Selon la littérature scientifique, la restauration du contrôle glycémique est possible au moyen d’une insulinothérapie intensive précoce, et peut également être obtenue avec les agonistes des récepteurs du glucagon-like peptide-1 (GLP-1) et les inhibiteurs du cotransporteur sodium-glucose (iSGLT-2), sans réel risque hypoglycémique. Des modifications comportementales, principalement liées à la nutrition, à la dépense énergétique et à la gestion du poids, sont aussi susceptibles de restaurer des niveaux de glucose presque normaux pendant de longues périodes, peut-on lire dans le consensus. Quant aux interventions chirurgicales ou entérales, elles induisent une perte de poids et une amélioration supplémentaire du contrôle métabolique pendant des périodes prolongées, de cinq ans ou plus. C’est d’ailleurs l’un des arguments de la Haute Autorité de santé, qui vient d’autoriser la chirurgie métabolique en cas de DT2 associé à une obésité de grade I lorsque les objectifs glycémiques ne sont pas atteints, malgré une prise en charge médicale d’au moins douze mois. Selon l’autorité, l’intervention multiplie par trois et deux au minimum les chances de présenter une rémission du DT2, respectivement à 24 et 36 mois, par comparaison à un suivi médical classique. Les rémissions du DT2 sont observées à trois ans dans 30 à 40 % des cas.

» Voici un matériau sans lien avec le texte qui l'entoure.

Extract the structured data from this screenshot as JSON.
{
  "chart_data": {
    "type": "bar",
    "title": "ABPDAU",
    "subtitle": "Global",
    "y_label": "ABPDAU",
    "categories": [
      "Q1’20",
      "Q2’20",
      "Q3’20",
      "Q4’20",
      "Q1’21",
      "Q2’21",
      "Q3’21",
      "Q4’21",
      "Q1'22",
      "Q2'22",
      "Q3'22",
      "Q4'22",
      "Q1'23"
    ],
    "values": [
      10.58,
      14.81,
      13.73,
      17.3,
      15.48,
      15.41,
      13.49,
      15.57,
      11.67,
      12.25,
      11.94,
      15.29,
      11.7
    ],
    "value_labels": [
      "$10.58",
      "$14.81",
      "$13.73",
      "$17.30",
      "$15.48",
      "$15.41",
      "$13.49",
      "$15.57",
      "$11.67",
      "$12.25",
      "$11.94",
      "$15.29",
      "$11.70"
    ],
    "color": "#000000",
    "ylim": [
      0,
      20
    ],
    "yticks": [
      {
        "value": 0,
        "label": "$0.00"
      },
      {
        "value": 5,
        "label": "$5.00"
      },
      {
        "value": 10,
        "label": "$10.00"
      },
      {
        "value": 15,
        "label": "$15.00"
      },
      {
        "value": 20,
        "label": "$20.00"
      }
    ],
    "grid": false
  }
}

De plus, les interventions chirurgicales ou médicamenteuses, voire hygiénodiététiques, permettent souvent une récupération partielle mais potentielle de l’insulinosécrétion et de la sensibilité à l’insuline.

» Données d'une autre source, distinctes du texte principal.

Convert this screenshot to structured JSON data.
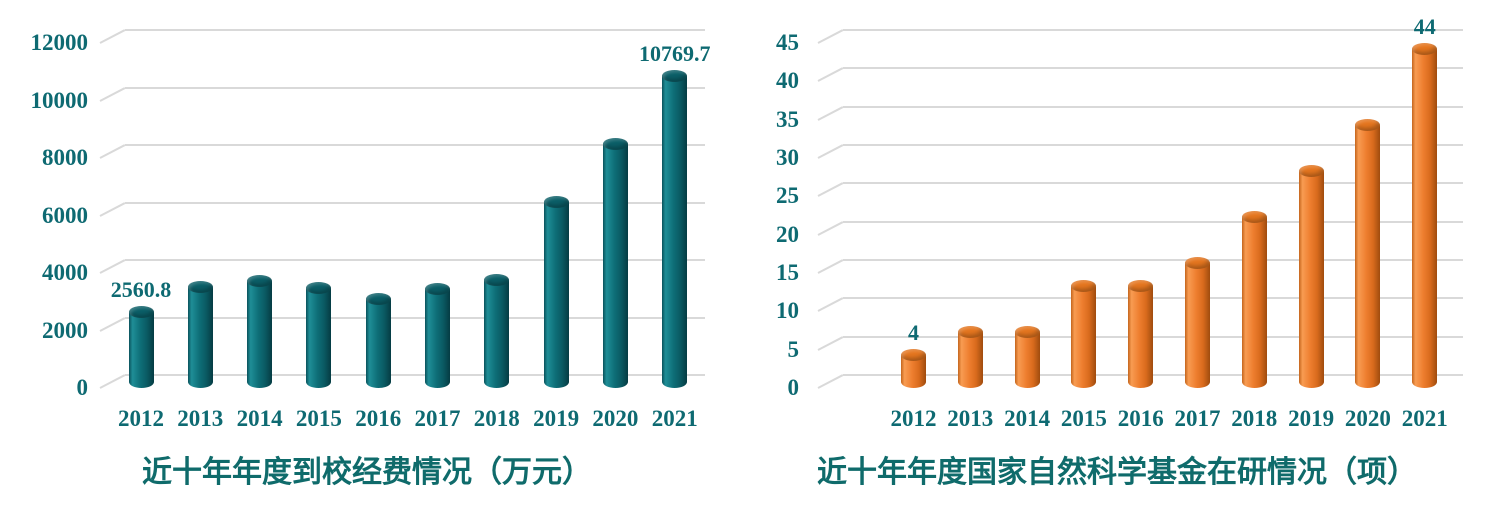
{
  "colors": {
    "background": "#ffffff",
    "gridline": "#d9d9d9",
    "axis_text": "#0e6a72",
    "data_label_text": "#0e6a72",
    "title_text": "#0f6b6b"
  },
  "chart_data": [
    {
      "type": "bar",
      "style": "3d-cylinder",
      "title": "近十年年度到校经费情况（万元）",
      "xlabel": "",
      "ylabel": "",
      "categories": [
        "2012",
        "2013",
        "2014",
        "2015",
        "2016",
        "2017",
        "2018",
        "2019",
        "2020",
        "2021"
      ],
      "values": [
        2560.8,
        3460,
        3650,
        3410,
        3030,
        3390,
        3680,
        6400,
        8410,
        10769.7
      ],
      "labeled_values": {
        "2012": "2560.8",
        "2021": "10769.7"
      },
      "ylim": [
        0,
        12000
      ],
      "yticks": [
        "0",
        "2000",
        "4000",
        "6000",
        "8000",
        "10000",
        "12000"
      ],
      "grid": true,
      "legend": "none",
      "bar_colors": {
        "edge_left": "#0a525b",
        "highlight": "#1f8e97",
        "main": "#0e6f78",
        "shade": "#0a5a63",
        "edge_right": "#053c43",
        "cap": "#0b5f68"
      }
    },
    {
      "type": "bar",
      "style": "3d-cylinder",
      "title": "近十年年度国家自然科学基金在研情况（项）",
      "xlabel": "",
      "ylabel": "",
      "categories": [
        "2012",
        "2013",
        "2014",
        "2015",
        "2016",
        "2017",
        "2018",
        "2019",
        "2020",
        "2021"
      ],
      "values": [
        4,
        7,
        7,
        13,
        13,
        16,
        22,
        28,
        34,
        44
      ],
      "labeled_values": {
        "2012": "4",
        "2021": "44"
      },
      "ylim": [
        0,
        45
      ],
      "yticks": [
        "0",
        "5",
        "10",
        "15",
        "20",
        "25",
        "30",
        "35",
        "40",
        "45"
      ],
      "grid": true,
      "legend": "none",
      "bar_colors": {
        "edge_left": "#c4651c",
        "highlight": "#f89c52",
        "main": "#ee7e2f",
        "shade": "#d96b1d",
        "edge_right": "#a04c0e",
        "cap": "#e5761f"
      }
    }
  ]
}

Une fenêtre de tir étroite
La fenêtre de tir pour espérer une rémission est cependant très étroite, à savoir dans les deux premières années suivant le diagnostic. Autrement dit, cela impliquerait de penser « rémission » dès la découverte du diabète et de mettre rapidement en œuvre tous les moyens pour obtenir une normalisation.
Une démarche loin des pratiques actuelles, reconnaît le Pr Jean-François Gautier, président de la Société francophone du diabète (SFD), « car nous persistons dans une stratégie d’empilement de molécules plutôt que de penser à s’en passer. Mais la rémission est une réflexion que nous allons devoir mener à la SFD ». Le mouvement est en marche. Et pour le Dr Rémy Boussageon, en charge de la thématique « diabète » au Collège de la médecine générale, « tout comme la prévention du DT2, la rémission devrait être un objectif capital en médecine générale ! ».

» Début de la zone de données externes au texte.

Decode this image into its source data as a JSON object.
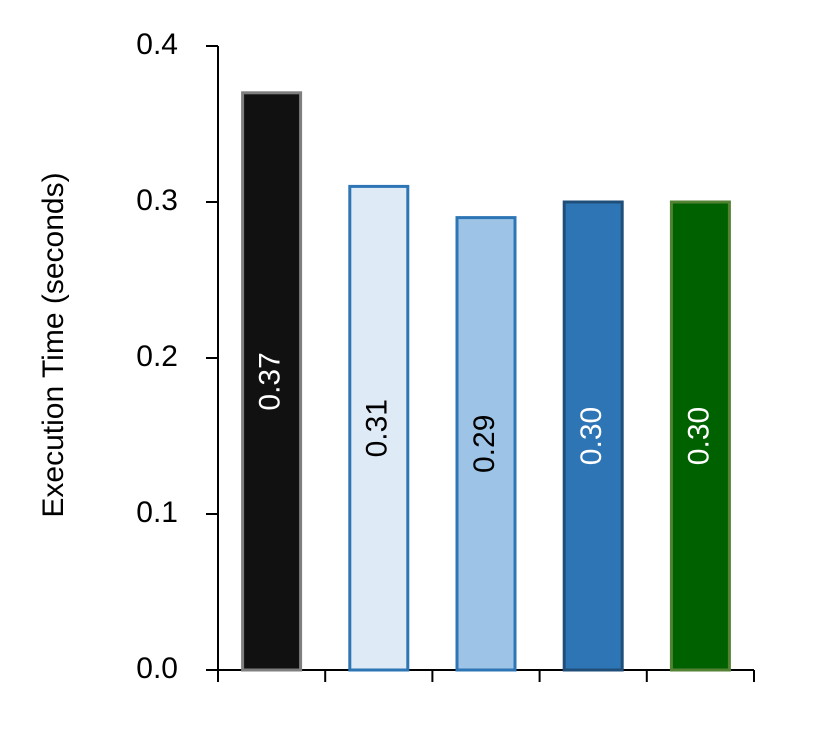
{
  "chart_data": {
    "type": "bar",
    "y_label": "Execution Time (seconds)",
    "categories": [
      null,
      null,
      null,
      null,
      null
    ],
    "values": [
      0.37,
      0.31,
      0.29,
      0.3,
      0.3
    ],
    "value_labels": [
      "0.37",
      "0.31",
      "0.29",
      "0.30",
      "0.30"
    ],
    "colors": [
      "#111111",
      "#deebf7",
      "#9dc3e6",
      "#2e75b6",
      "#006100"
    ],
    "edge_colors": [
      "#7f7f7f",
      "#2e75b6",
      "#2e75b6",
      "#1f4e79",
      "#548235"
    ],
    "ylim": [
      0,
      0.4
    ],
    "yticks": [
      {
        "value": 0,
        "label": "0.0"
      },
      0.1,
      0.2,
      0.3,
      0.4
    ],
    "grid": false
  }
}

Rémission n’est pas guérison
Les experts internationaux mettent toutefois en garde : si le terme de rémission est préféré à celui de guérison, c’est qu’une surveillance à vie est indispensable, avec un dosage de l’HbA1c idéalement trimestriel, au moins annuel. Car, dans les faits, l’hyperglycémie se reproduit fréquemment, principalement du fait de la reprise de poids. Par ailleurs, la « mémoire métabolique » existe, traduisant les effets nocifs persistants d’une hyperglycémie antérieure dans divers tissus (risque accru de rétinopathie, néphropathie, neuropathie et maladie cardiovasculaire). D’où un dépistage rétinien régulier, ainsi qu’une évaluation de la fonction rénale, un suivi podologique et une mesure de la pression artérielle et du poids.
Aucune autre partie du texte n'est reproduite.